Climate change action remains one of the greatest health opportunities of the 21st century

Tafadzwa Mahbhaudi

According to the report, the global momentum for climate change action is already delivering associated health and economic benefits. An increased shift away from coal, particularly in wealthy countries, prevented an estimated 160,000 premature deaths yearly between 2010 and 2022, due to fine particulate (PM2.5) air pollution from burning fossil fuels. The share of electricity generated by modern renewables reached a record-high 12% in 2022, with the clean energy transition generating healthier, more sustainable jobs. Globally, over 16 million people worked directly or indirectly in renewables in 2023 (up 18.3% from 2022). 

As Professor Tafadzwa Mahbhaudi, Director of the Lancet Countdown Africa explained, “Climate change action remains one of the greatest health opportunities of the 21st century, also driving development, spurring innovation, creating jobs, and reducing energy poverty. Realising the myriad benefits of a health-centred response requires unlocking so-far untapped opportunities to mitigate climate change and build resilience to the impacts already being felt.”  

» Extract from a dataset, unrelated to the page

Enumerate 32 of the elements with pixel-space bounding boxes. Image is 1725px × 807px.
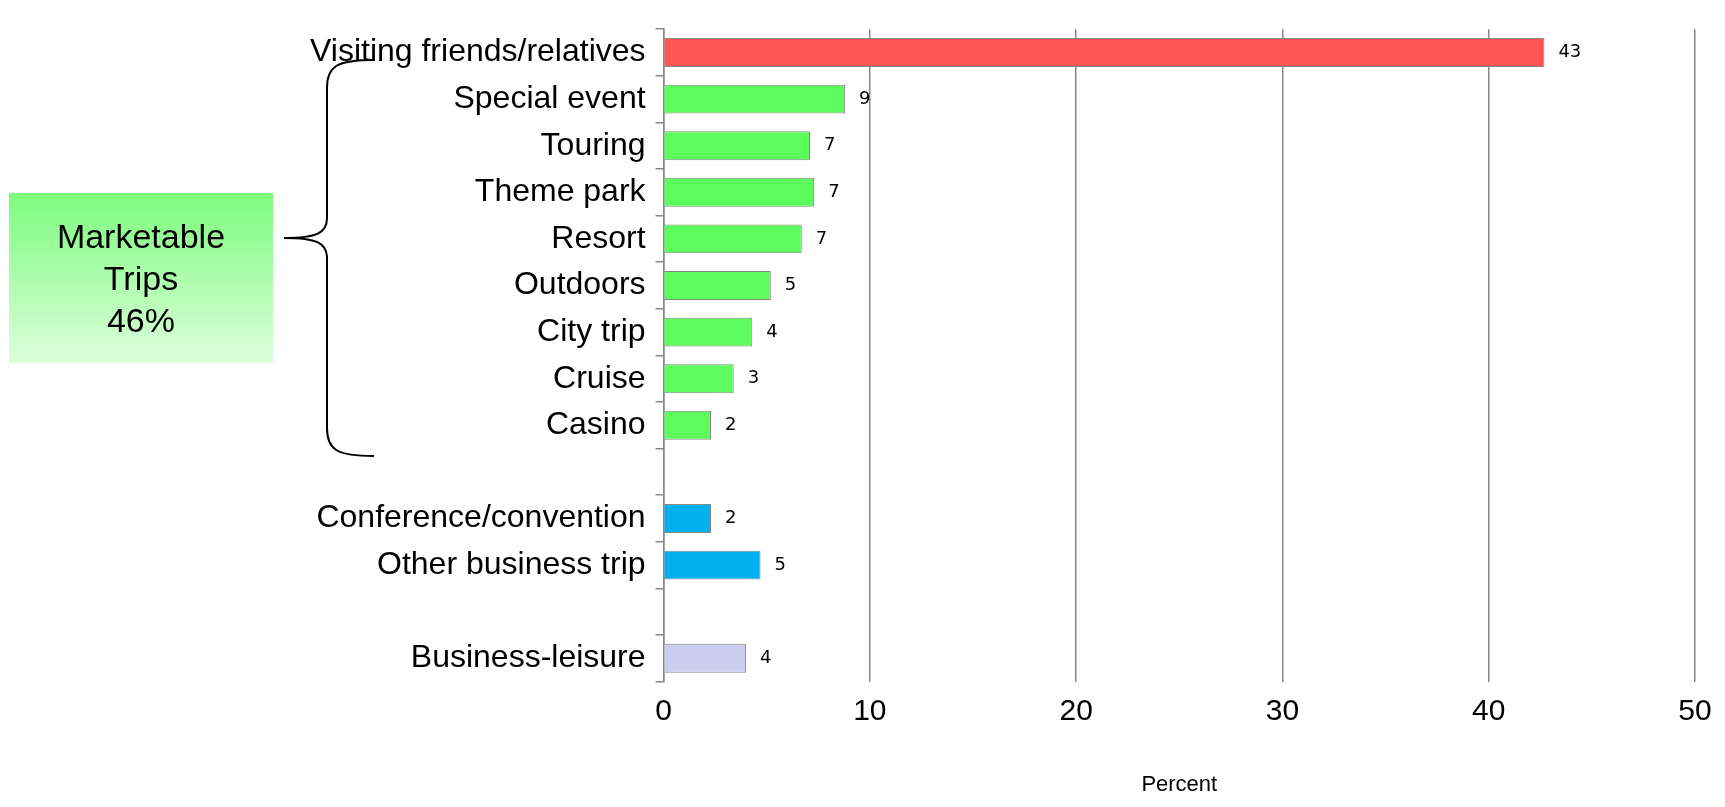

As Professor Anthony Costello, Co-Chair of the Lancet Countdown warned, “As a rising number of world leaders threaten to reverse the little progress to date, urgent efforts are needed at every level and in every sector to both deliver and demand accelerated action that will yield immediate health benefits. As some governments uphold an unsustainable, unhealthy and ultimately unliveable status quo, people around the world are paying the ultimate price. We have to build on the momentum we have seen from local action: Delivering health-protective, equitable, and just transition requires all hands on deck.”